9. Casey Meisner, RHP: It was a lost year for the 21-year-old. Mechanical issues plagued him and were surely contributing factors in his dip in both velocity and control. Many of us had high hopes for the tall righty entering the season, but he’ll have to earn his way back onto the radar next year.
16. Mikey White, SS: Last year’s 2nd-round pick didn’t fare much better than the 1st-rounder. He doesn’t have the defensive pedigree of Martin, though, so a lack of hitting is a bigger deal. Like Meisner, he’s got no shot at the CPL this winter and he’ll have a lot to prove next year.
19. Zack Erwin, LHP: He was just a mess. He allowed at least five runs in eight of his 18 games, and he allowed a ton of hits (12.3 H/9) and homers (1.4 HR/9) along the way. He even allowed a fair amount of walks (3.2 BB/9), which is a dealbreaker for a guy who’s supposed to be a control artist. The whole package earned him a demotion late in the season.
24. Sandber Pimentel, 1B: He had a decent enough year, but nothing to move him up the list. His 21 homers aren’t a lot for the Cal League, and he’s already pretty extreme on the Three True Outcomes. He’s the same age as Chris Iriart, who put up a similar line in Beloit this year, but after Iriart’s explosive Stockton debut it’s safe to wonder which one will be higher on the depth chart next spring.
25. Heath Fillmyer, RHP: This list has been a bummer so far, but it has a happy ending with these final two entries. Fillmyer, a recent convert to pitching, made great progress in his second full pro season. He seems to have refined his powerful raw stuff, as he kept his walk rate low and allowed only four homers in a league known for big power numbers. He stayed strong in Double-A, too, though he did hit the DL at the very end of the year.

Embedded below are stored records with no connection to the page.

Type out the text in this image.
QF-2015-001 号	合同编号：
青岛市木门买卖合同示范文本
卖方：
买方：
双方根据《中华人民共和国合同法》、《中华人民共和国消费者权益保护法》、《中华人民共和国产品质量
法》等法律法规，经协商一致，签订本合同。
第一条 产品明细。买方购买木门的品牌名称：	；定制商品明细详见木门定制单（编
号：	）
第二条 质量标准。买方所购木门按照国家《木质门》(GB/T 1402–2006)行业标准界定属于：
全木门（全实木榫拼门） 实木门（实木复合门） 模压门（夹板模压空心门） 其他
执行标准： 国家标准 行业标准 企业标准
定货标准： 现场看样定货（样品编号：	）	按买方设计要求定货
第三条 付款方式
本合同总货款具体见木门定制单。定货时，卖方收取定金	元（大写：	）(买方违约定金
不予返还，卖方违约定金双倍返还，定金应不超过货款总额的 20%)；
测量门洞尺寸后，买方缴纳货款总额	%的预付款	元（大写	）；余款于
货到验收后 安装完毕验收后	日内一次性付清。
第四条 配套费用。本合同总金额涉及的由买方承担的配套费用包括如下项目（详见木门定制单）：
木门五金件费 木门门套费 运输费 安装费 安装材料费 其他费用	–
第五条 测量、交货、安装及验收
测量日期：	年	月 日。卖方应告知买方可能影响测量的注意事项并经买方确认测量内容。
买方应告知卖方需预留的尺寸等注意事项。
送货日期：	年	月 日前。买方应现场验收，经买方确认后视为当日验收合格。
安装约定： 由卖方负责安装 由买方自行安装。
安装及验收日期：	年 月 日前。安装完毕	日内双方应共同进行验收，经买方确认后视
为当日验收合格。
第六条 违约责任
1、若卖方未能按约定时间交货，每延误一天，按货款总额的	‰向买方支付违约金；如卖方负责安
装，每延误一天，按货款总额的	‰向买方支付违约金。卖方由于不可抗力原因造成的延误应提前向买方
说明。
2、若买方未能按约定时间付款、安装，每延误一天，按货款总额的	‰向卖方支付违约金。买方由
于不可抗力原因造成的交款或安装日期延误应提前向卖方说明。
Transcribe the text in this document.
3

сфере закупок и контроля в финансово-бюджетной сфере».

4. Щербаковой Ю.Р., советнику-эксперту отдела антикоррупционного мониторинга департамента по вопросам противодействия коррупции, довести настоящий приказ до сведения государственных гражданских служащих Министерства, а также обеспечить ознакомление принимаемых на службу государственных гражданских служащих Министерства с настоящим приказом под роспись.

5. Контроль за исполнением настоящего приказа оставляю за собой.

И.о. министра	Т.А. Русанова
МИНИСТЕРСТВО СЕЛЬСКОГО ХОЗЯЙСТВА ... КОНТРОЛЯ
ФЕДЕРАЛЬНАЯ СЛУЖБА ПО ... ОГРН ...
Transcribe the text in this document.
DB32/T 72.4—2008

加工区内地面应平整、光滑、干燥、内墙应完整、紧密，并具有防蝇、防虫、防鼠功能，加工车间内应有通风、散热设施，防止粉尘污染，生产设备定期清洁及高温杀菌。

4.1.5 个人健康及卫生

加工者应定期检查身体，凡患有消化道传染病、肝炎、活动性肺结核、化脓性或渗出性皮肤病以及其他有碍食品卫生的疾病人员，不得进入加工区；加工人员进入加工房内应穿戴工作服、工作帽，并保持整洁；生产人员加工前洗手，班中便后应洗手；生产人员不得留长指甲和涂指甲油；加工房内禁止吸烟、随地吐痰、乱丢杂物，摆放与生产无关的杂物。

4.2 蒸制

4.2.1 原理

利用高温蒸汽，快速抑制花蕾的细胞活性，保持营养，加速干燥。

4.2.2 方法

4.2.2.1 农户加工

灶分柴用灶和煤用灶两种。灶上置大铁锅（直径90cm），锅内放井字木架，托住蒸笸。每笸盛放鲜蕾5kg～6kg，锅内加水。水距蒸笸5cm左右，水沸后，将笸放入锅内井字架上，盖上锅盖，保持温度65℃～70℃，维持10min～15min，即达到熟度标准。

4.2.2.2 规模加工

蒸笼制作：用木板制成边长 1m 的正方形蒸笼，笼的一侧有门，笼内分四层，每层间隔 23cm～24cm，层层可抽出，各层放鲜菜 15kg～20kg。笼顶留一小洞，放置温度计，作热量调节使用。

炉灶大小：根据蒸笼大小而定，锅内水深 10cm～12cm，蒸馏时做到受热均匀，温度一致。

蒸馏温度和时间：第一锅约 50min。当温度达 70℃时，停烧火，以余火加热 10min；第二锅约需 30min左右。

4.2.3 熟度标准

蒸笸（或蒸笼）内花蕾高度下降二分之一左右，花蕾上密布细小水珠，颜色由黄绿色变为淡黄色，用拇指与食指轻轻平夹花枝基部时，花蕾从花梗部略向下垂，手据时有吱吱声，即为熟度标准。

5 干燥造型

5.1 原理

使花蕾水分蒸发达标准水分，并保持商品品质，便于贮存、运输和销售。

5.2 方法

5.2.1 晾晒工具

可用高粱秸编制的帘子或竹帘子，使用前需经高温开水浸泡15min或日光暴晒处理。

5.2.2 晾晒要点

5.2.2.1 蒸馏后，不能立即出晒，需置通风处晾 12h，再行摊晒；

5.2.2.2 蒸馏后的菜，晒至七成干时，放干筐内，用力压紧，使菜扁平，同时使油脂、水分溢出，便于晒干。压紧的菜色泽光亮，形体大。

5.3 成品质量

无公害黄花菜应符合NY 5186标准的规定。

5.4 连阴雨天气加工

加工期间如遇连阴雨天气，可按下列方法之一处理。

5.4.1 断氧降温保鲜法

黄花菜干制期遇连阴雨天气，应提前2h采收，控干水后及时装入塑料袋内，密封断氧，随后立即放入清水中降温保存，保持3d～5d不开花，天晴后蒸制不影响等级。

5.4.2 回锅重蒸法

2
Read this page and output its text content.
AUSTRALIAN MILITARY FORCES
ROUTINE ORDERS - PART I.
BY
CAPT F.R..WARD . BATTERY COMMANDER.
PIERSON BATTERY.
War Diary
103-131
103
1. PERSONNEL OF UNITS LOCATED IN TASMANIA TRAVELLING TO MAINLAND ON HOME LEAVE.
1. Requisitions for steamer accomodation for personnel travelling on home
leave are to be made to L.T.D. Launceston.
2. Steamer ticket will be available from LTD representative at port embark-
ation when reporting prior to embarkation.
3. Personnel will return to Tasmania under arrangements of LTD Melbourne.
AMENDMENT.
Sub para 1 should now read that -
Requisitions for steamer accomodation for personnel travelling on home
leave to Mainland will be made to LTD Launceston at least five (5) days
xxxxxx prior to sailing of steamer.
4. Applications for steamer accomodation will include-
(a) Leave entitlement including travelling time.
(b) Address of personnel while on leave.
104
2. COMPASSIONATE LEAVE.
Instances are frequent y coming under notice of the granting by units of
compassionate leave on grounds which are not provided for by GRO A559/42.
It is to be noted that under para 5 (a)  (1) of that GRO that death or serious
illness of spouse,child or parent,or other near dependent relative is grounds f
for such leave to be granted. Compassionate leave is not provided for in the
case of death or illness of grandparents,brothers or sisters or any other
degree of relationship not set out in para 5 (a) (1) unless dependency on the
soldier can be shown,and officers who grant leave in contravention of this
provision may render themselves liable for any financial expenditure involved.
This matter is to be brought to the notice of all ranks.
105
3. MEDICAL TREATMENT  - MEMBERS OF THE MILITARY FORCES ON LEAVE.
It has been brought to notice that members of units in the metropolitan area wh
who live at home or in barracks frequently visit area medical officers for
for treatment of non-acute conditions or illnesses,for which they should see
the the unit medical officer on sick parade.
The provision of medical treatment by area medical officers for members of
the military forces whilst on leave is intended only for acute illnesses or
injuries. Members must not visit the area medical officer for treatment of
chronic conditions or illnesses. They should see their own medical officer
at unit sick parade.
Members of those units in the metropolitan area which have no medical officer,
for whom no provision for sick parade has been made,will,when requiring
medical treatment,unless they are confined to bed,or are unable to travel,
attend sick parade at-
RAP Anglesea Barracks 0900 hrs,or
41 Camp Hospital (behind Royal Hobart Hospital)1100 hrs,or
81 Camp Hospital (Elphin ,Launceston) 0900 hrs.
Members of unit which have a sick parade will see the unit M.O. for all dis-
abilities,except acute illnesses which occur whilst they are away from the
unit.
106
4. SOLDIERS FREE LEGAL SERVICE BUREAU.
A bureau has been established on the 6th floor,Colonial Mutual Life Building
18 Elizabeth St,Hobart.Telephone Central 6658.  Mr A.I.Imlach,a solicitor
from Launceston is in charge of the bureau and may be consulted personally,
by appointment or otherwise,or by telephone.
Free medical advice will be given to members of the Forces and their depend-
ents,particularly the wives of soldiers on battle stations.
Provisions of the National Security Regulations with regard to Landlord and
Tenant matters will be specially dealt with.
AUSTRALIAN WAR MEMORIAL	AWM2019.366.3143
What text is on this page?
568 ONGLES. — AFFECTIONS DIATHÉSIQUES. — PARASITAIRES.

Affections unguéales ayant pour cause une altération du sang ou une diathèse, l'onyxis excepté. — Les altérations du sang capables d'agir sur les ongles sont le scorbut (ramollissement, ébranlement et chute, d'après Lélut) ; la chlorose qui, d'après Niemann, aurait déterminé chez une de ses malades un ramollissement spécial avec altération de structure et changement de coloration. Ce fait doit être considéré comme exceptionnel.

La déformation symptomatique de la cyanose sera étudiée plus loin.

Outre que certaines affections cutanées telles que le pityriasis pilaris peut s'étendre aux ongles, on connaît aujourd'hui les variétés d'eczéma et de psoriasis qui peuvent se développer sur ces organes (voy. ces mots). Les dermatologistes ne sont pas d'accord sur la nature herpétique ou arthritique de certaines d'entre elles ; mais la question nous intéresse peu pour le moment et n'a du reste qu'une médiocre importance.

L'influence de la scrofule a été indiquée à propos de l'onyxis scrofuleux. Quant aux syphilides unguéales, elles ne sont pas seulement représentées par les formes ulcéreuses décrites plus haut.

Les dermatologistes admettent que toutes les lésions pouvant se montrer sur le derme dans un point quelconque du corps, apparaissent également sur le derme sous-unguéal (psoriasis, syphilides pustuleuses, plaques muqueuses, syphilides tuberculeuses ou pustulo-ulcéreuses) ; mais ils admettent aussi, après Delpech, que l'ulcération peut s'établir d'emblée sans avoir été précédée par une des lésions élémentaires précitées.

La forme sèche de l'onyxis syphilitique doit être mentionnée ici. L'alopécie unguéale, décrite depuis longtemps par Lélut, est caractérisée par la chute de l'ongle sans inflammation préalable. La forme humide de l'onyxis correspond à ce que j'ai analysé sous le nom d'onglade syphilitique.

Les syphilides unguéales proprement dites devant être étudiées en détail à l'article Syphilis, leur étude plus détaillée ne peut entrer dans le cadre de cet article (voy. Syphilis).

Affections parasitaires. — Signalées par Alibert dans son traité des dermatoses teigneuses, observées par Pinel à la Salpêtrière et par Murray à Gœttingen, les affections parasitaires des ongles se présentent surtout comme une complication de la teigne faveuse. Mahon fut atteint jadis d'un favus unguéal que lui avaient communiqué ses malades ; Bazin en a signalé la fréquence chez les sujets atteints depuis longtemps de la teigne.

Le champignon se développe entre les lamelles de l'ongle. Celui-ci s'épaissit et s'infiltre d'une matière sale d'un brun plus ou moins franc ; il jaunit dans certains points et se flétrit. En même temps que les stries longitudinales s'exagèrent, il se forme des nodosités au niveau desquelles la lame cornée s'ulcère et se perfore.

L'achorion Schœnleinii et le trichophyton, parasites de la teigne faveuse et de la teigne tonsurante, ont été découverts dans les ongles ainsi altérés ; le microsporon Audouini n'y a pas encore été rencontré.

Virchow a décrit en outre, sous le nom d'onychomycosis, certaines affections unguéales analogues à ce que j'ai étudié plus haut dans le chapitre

27. Daniel Gossett, RHP: Saving the best for last. The 2nd-round pick from 2014 nearly fell off the CPL after a weak showing in Beloit last season, but he at least showed signs of life in the second half that year. The addition of a cutter in 2016 moved his game to another level, though, and a guy who previously pitched to contact instead started piling up strikeouts. He wound up in Triple-A by the end of the year, and he’s firmly in my Top 10 at this point in time.
At least three of these guys will certainly fall off the CPL this winter, while some others like Marincov, Friedrichs, Naile, Manarino, Iriart, and Harris should find themselves in the running in the 20-30 range.
There was a big addition late in the year too, as national Top 100 prospect Grant Holmes came over in the Reddick/Hill trade. Unfortunately, he also got hit hard after his arrival, though he has the excuse of being a 20-year-old in the midst of setting a career-high in innings. He still had a solid year overall.
Not a great year for Stockton. The top prospects mostly hit bumps in the road, and the best pitcher (Gossett) and hitter (Marincov) were promoted by June. Several of the disappointing names were on the younger side, and scuffling in High-A at age 20 or 21 isn’t the end of the world, but you’d still rather see them succeed as soon as possible. The Ports can hang their hats on a couple early success stories and look forward to some exciting new talent next summer (A.J. Puk?), but there was no joy in Mudville in 2016.